À New York, nous assistons déjà à cette deuxième étape. Il y a deux semaines, lors d’une fête juive, deux hommes ont été poignardés devant des synagogues de l’Upper West Side, dont l’un portait une kippa. Hier encore, des étudiants juifs ont été agressés. À New York, un acte antisémite est commis toutes les vingt-six heures.

Dans cette ville, un effort concerté est entrepris pour effacer les Juifs de la vie publique et des postes de responsabilité.

Personne, ou presque, à gauche ne s’élève contre cette situation. Si une telle discrimination visait n’importe quelle autre communauté, les protestations seraient assourdissantes.

Soyons clairs : les Juifs trouveront toujours une voie. Beaucoup mettent déjà leurs talents au service d’autres horizons. Lorsque les grands cabinets d’avocats de Wall Street ont fermé leurs portes aux juristes juifs, ceux-ci ont créé leurs propres cabinets, qui comptent aujourd’hui parmi les plus influents. Cardozo, Louis Marshall ou encore Ruth Bader Ginsburg ont eux aussi surmonté les discriminations auxquelles ils étaient confrontés.

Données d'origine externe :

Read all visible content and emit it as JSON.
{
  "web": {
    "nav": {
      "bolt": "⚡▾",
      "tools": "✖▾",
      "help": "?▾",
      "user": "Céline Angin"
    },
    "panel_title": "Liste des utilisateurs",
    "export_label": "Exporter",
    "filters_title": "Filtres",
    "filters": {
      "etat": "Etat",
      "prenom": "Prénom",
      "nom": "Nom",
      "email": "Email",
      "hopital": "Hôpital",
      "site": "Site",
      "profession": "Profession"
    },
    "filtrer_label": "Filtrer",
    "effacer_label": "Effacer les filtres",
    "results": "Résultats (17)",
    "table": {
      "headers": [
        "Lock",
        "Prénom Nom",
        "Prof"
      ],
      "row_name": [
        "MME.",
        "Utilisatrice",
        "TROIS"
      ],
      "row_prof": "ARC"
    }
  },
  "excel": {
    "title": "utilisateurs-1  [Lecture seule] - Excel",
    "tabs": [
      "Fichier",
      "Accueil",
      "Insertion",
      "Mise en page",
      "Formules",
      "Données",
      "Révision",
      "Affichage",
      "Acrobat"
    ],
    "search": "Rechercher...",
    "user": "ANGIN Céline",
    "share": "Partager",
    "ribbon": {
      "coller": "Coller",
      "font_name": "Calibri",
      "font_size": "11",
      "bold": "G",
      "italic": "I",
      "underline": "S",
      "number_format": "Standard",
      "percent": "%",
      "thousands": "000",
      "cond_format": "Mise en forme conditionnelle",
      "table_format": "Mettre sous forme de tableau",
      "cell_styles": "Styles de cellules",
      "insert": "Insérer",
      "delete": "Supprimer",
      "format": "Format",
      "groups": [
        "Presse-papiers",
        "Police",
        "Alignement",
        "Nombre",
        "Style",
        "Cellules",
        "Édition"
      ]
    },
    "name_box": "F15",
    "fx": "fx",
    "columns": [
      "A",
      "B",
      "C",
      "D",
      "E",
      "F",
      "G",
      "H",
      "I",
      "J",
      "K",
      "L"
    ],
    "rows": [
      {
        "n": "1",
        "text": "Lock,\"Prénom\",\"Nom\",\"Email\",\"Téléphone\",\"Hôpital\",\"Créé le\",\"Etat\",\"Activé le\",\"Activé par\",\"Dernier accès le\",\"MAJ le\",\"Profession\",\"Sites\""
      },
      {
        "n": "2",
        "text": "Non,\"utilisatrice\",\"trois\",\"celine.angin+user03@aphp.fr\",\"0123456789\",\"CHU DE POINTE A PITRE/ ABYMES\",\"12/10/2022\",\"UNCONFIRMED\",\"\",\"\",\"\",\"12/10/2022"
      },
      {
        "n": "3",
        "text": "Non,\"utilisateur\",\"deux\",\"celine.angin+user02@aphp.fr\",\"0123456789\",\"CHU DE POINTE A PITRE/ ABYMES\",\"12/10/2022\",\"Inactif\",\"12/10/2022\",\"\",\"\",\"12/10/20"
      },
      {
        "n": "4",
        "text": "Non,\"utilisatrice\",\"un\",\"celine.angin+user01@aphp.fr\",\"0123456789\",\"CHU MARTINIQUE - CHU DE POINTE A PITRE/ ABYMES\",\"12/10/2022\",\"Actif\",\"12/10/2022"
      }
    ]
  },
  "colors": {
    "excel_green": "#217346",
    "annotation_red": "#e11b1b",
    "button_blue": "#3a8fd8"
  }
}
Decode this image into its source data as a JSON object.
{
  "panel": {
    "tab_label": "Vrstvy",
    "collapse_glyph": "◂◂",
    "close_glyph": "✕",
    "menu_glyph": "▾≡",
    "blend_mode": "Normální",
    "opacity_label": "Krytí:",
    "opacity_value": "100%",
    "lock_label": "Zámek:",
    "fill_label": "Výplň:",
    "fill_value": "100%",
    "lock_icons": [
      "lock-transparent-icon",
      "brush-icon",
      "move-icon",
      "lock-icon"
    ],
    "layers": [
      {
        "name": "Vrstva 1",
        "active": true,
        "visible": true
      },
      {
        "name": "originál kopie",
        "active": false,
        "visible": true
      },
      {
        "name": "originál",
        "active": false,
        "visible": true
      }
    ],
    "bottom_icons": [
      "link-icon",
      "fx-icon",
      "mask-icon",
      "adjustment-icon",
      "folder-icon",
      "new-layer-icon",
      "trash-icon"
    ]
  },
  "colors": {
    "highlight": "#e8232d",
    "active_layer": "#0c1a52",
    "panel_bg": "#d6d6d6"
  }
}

Mais New York s’appauvrira de notre absence. Une administration municipale Judenrein — « débarrassée des Juifs » — ne nuit pas seulement aux Juifs ; elle nuit à la ville tout entière.

La véritable tragédie n’est pas seulement que les Juifs aient été exclus des institutions. C’est aussi que les institutions aient été privées des Juifs.

Si vous êtes témoin de cette situation et que vous ne vous êtes pas encore exprimé, je vous invite à le faire.